The “average” they’re finding is an average of the training set. That can’t actually apply to public opinion polls because the data in the set is going to be biased towards people that express their opinions. There’s already polling bias towards people who are likely to answer polling questions, now imagine that bias being applied to the loudest, most opinionated, most prolific posters.
Yes that’s definitely also an issue, although as you point out is already an issue with public opinion polling. I’m not sure how you would evaluate how much of a gap there is between the two.
It’s worse, because pollsters at least go out and solicit opinions from people who might not otherwise express their opinions.
An LLM is collecting opinions from people who happily and freely share their opinions without even being prompted, and completely ignoring people who don’t post their opinion. No attempt is made to account for the people who don’t post opinions because no one reaches out to them, they’re invisible. I don’t think there’s even a way to account for this, it’s just inherently busted.
Wtf
I’m still convinced axios made up the “truck owners don’t use their shit right” back in 2018 and it caused 75% of the internet hate for trucks. To this day after asking repeatedly I still have not found a single lock of evidence outside one of their hit pieces.

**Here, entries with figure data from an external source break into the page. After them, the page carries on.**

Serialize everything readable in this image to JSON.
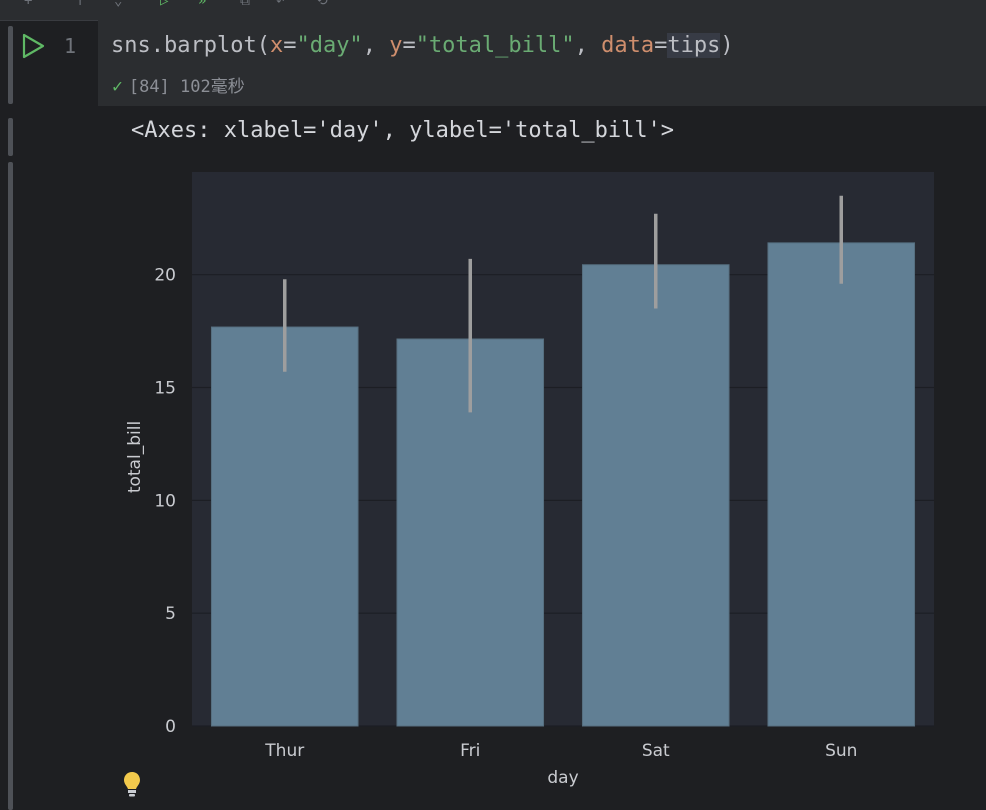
{
  "cell": {
    "line_number": "1",
    "code_tokens": [
      {
        "text": "sns.barplot(",
        "cls": ""
      },
      {
        "text": "x",
        "cls": "tok-param"
      },
      {
        "text": "=",
        "cls": ""
      },
      {
        "text": "\"day\"",
        "cls": "tok-str"
      },
      {
        "text": ", ",
        "cls": ""
      },
      {
        "text": "y",
        "cls": "tok-param"
      },
      {
        "text": "=",
        "cls": ""
      },
      {
        "text": "\"total_bill\"",
        "cls": "tok-str"
      },
      {
        "text": ", ",
        "cls": ""
      },
      {
        "text": "data",
        "cls": "tok-param"
      },
      {
        "text": "=",
        "cls": ""
      },
      {
        "text": "tips",
        "cls": "tok-sel"
      },
      {
        "text": ")",
        "cls": ""
      }
    ],
    "exec_count": "[84]",
    "exec_time": "102毫秒"
  },
  "output": {
    "repr_text": "<Axes: xlabel='day', ylabel='total_bill'>"
  },
  "colors": {
    "bar": "#617f94",
    "error_bar": "#9e9e9e",
    "plot_bg": "#272a33",
    "grid": "#1c1e24",
    "accent_green": "#5fb865"
  },
  "chart_data": {
    "type": "bar",
    "categories": [
      "Thur",
      "Fri",
      "Sat",
      "Sun"
    ],
    "values": [
      17.68,
      17.15,
      20.44,
      21.41
    ],
    "error_low": [
      15.7,
      13.9,
      18.5,
      19.6
    ],
    "error_high": [
      19.8,
      20.7,
      22.7,
      23.5
    ],
    "xlabel": "day",
    "ylabel": "total_bill",
    "yticks": [
      0,
      5,
      10,
      15,
      20
    ],
    "ylim": [
      0,
      24.55
    ],
    "grid": true,
    "title": ""
  }
}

Most people never use the hauling capabilities and use their trucks as a worse car
Cite one source. I bet when you Google whatever random website to support your already made view it leads back to nowhere or axios.

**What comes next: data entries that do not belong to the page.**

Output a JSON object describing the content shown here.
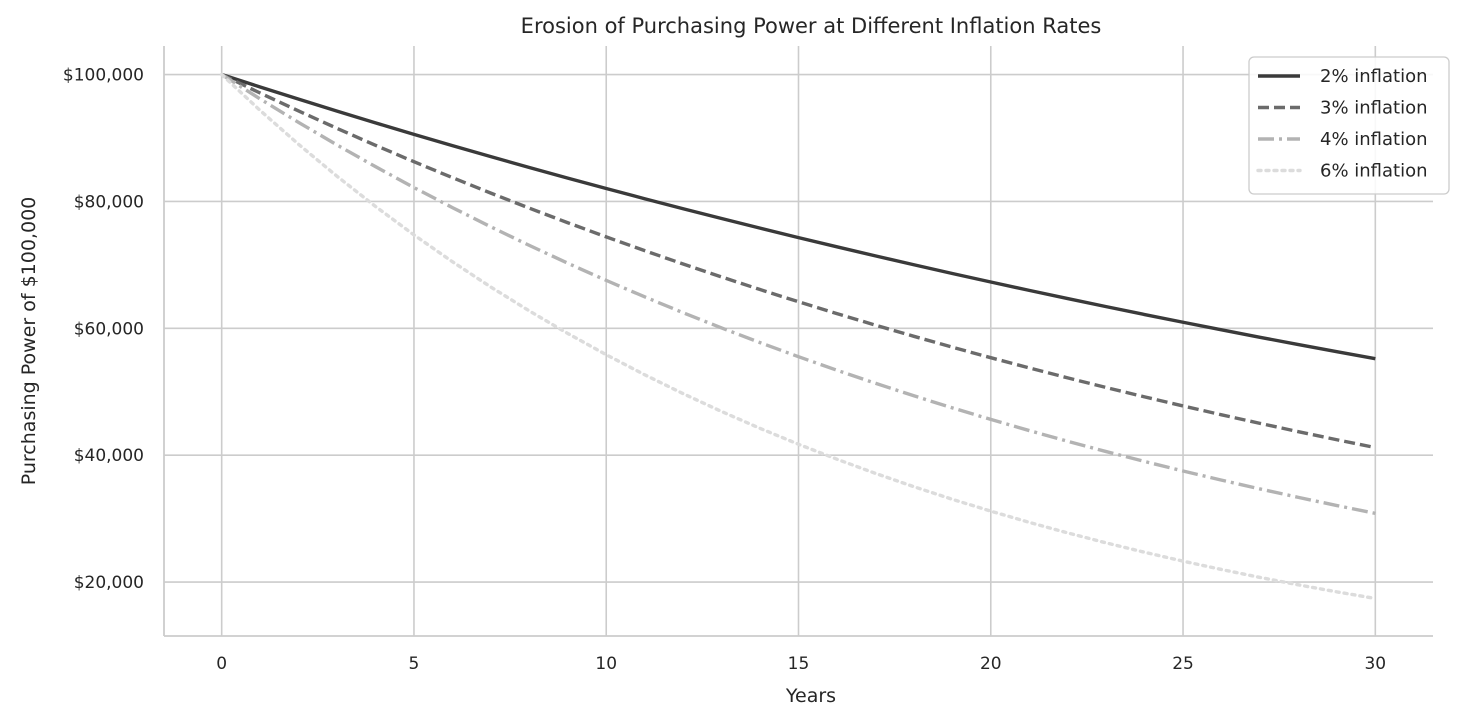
{
  "chart_data": {
    "type": "line",
    "title": "Erosion of Purchasing Power at Different Inflation Rates",
    "xlabel": "Years",
    "ylabel": "Purchasing Power of $100,000",
    "xlim": [
      -1.5,
      31.5
    ],
    "ylim": [
      11500,
      104500
    ],
    "xticks": [
      0,
      5,
      10,
      15,
      20,
      25,
      30
    ],
    "yticks": [
      20000,
      40000,
      60000,
      80000,
      100000
    ],
    "ytick_labels": [
      "$20,000",
      "$40,000",
      "$60,000",
      "$80,000",
      "$100,000"
    ],
    "grid": true,
    "legend_position": "top-right",
    "x": [
      0,
      1,
      2,
      3,
      4,
      5,
      6,
      7,
      8,
      9,
      10,
      11,
      12,
      13,
      14,
      15,
      16,
      17,
      18,
      19,
      20,
      21,
      22,
      23,
      24,
      25,
      26,
      27,
      28,
      29,
      30
    ],
    "series": [
      {
        "name": "2% inflation",
        "color": "#3a3a3a",
        "dash": "solid",
        "values": [
          100000,
          98039,
          96117,
          94232,
          92385,
          90573,
          88797,
          87056,
          85349,
          83676,
          82035,
          80426,
          78849,
          77303,
          75788,
          74301,
          72845,
          71416,
          70016,
          68643,
          67297,
          65978,
          64684,
          63416,
          62172,
          60953,
          59758,
          58586,
          57437,
          56311,
          55207
        ]
      },
      {
        "name": "3% inflation",
        "color": "#6b6b6b",
        "dash": "dashed",
        "values": [
          100000,
          97087,
          94260,
          91514,
          88849,
          86261,
          83748,
          81309,
          78941,
          76642,
          74409,
          72242,
          70138,
          68095,
          66112,
          64186,
          62317,
          60502,
          58739,
          57029,
          55368,
          53755,
          52189,
          50669,
          49193,
          47761,
          46369,
          45019,
          43708,
          42435,
          41199
        ]
      },
      {
        "name": "4% inflation",
        "color": "#b3b3b3",
        "dash": "dashdot",
        "values": [
          100000,
          96154,
          92456,
          88900,
          85480,
          82193,
          79031,
          75992,
          73069,
          70259,
          67556,
          64958,
          62460,
          60057,
          57748,
          55526,
          53391,
          51337,
          49363,
          47464,
          45639,
          43883,
          42196,
          40573,
          39012,
          37512,
          36069,
          34682,
          33348,
          32065,
          30832
        ]
      },
      {
        "name": "6% inflation",
        "color": "#dcdcdc",
        "dash": "dotted",
        "values": [
          100000,
          94340,
          89000,
          83962,
          79209,
          74726,
          70496,
          66506,
          62741,
          59190,
          55839,
          52679,
          49697,
          46884,
          44230,
          41727,
          39365,
          37136,
          35034,
          33051,
          31180,
          29416,
          27751,
          26180,
          24698,
          23300,
          21981,
          20737,
          19563,
          18456,
          17411
        ]
      }
    ]
  }
}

I see very little hauling, TONS of trucks in the city, and trucks parked at people’s office job. It’s kind of painfully obvious.
I thought today was the day somebody might have an ounce of data instead of regurgitating retarded observations with biases and not a metric in sight. Not today I guess.
it is literally evident by looking at people all around you my mom who never hauled anything had one come on its painful.
https://www.powernationtv.com/post/most-pickup-truck-owners-use-them
Bingo
In a study conducted by Axios
Unpublished leading with the same mutually non exclusive question, no methodology, and no published stats.
Bravo for bringing this full circle exactly back to where I stated it would lead us. I honestly couldn’t have done it better. But you really played your part. You went and googled what you wanted to find and linked a secondary source without reading a damn thing or caring what you linked to. 👏👏👏👏👏 bravo.
So what do people actually like about trucks? According to Edwards, the answer is counterintuitive. Truck drivers use their trucks very much like other car owners: for commuting to and from work, presumably alone.
Alexander Edwards president of automotive research and consulting firm Strategic Vision, which conducts an in-depth, annual, 250,000-person, psychographic new vehicle owners’ survey. “
https://www.thedrive.com/news/26907/you-dont-need-a-full-size-pickup-truck-you-need-a-cowboy-costume
The study itself is sadly proprietary but it is in line with what you can see all around you on your commute and in your works parking lot. Commuters commuting in their truck.